Names, names, names…
My writer fried Teresa recently posted about her name change. It’s pretty timely, as I have just changed my pen name. I used to go by the name Eric Keys and I wrote some brutal horror porn. Based on the reviews on Goodreads, I’d say I did a good job. I’m not recommending you look them up, but it’s hard for me not to express some pride in the accomplishment.
It was an angry period of my life. Almost all the stories were rooted in my anger. The one exception was an almost romantic piece called For the Glory which was about an unlikely love affair between a Jewish Dom and a White supremacist Sub.
Most of my anger was about God and the church. It was strange, because I still thought of the world in Christian terms. Even at my most belligerently skeptical, I managed to somehow exude an unwitting respect for the very God I was attacking. The more brutal my fiction became, the more I keenly felt His absence.

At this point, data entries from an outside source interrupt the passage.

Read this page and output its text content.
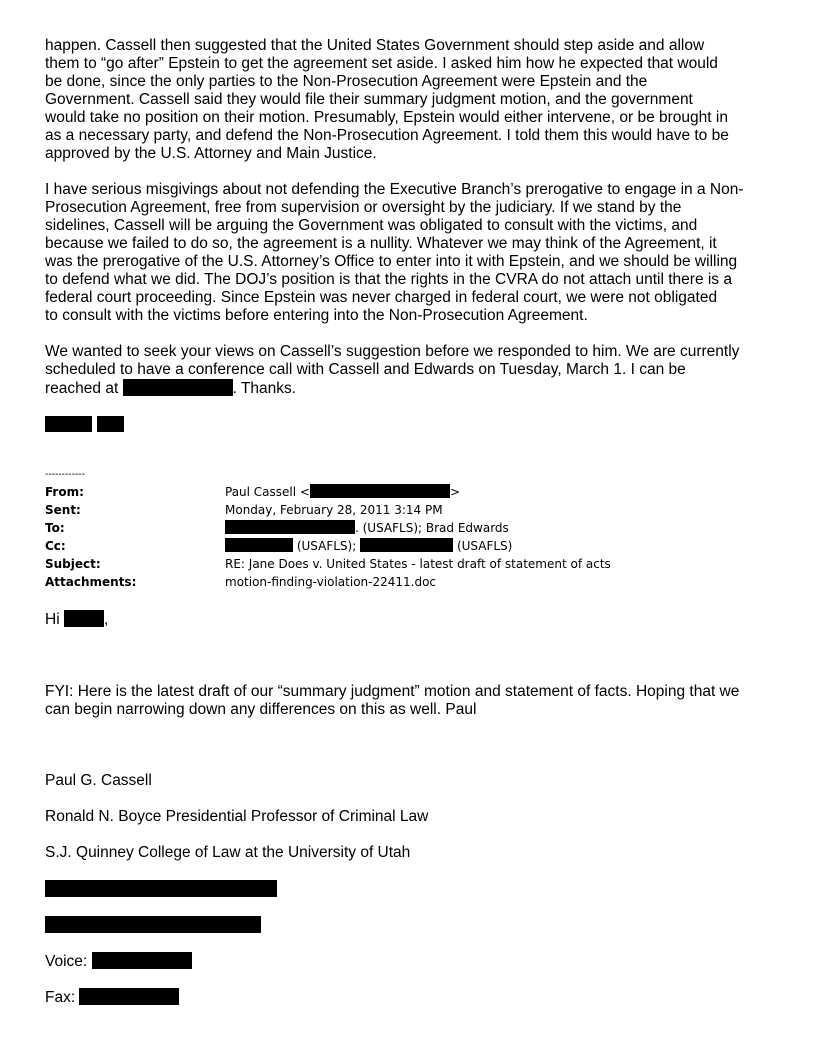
happen. Cassell then suggested that the United States Government should step aside and allow
them to “go after” Epstein to get the agreement set aside. I asked him how he expected that would
be done, since the only parties to the Non-Prosecution Agreement were Epstein and the
Government. Cassell said they would file their summary judgment motion, and the government
would take no position on their motion. Presumably, Epstein would either intervene, or be brought in
as a necessary party, and defend the Non-Prosecution Agreement. I told them this would have to be
approved by the U.S. Attorney and Main Justice.
I have serious misgivings about not defending the Executive Branch’s prerogative to engage in a Non-
Prosecution Agreement, free from supervision or oversight by the judiciary. If we stand by the
sidelines, Cassell will be arguing the Government was obligated to consult with the victims, and
because we failed to do so, the agreement is a nullity. Whatever we may think of the Agreement, it
was the prerogative of the U.S. Attorney’s Office to enter into it with Epstein, and we should be willing
to defend what we did. The DOJ’s position is that the rights in the CVRA do not attach until there is a
federal court proceeding. Since Epstein was never charged in federal court, we were not obligated
to consult with the victims before entering into the Non-Prosecution Agreement.
We wanted to seek your views on Cassell’s suggestion before we responded to him. We are currently
scheduled to have a conference call with Cassell and Edwards on Tuesday, March 1. I can be
reached at	. Thanks.
------------
From:	Paul Cassell <	>
Sent:	Monday, February 28, 2011 3:14 PM
To:	. (USAFLS); Brad Edwards
Cc:	(USAFLS);	(USAFLS)
Subject:	RE: Jane Does v. United States - latest draft of statement of acts
Attachments:	motion-finding-violation-22411.doc
Hi	,
FYI: Here is the latest draft of our “summary judgment” motion and statement of facts. Hoping that we
can begin narrowing down any differences on this as well. Paul
Paul G. Cassell
Ronald N. Boyce Presidential Professor of Criminal Law
S.J. Quinney College of Law at the University of Utah
Voice:
Fax:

My anger took on a momentum, though. My vision was clouded by despair. I’m not saying there is such a thing as demons, but I felt like I was caught up in a struggle against darkness. And I was losing…
I was working on a sequel to one of my first eBooks. The original was called Grace & Blood and the sequel – never published – was the last horror porn I ever wrote. It was a sort of goodbye to the genre. The hero was a man used to killing. He was good at it and he enjoyed it, but he came face to face with an evil even greater than himself. At the end of the book he faces a decision – give in to the power that both frightened and fascinated him or walk away. He made his choice and I realized, I could not make the same choice, but that was what I was doing with each story – making his choice over and over.
I’ve got nothing against horror, but the spirit in which I was writing those stories was not a healthy one. I felt like the titular empathetic sadist from this post by Jodi Perkins. I pushed my characters deeper and deeper into a depravity which both titillated and sickened me. It was not a healthy place.
So, now, I feel like I need to take a step back and to think differently about how I approach horror. Yes, I am still a horror writer, but now I want to write from a place of unity as I explore all these paradoxes. I’m currently revising a ghost story about the movements in my soul which have changed me from a writer of brutal horror porn to something else… I hope it will still bring some chills but I want them to reflect my spiritual maturation. At least, I hope it is a maturation. It’s a change, that’s for sure.
I do miss Eric sometimes. And some of the friends he formed. I’m not seeking out many of his old friends. Some of them would probably rather not hear from him. Some of them wouldn’t mind. If you’re an old friend of his, drop me a line using the info on my contact page. But if you don’t want to, hey, I’ll understand. Eric could be kind of a jerk! Maybe you’re better off without him! But Thomas, hopefully, isn’t such a bad guy.
I’d love to hear your thoughts. How has you writing changed over the years? How have you changed over the years?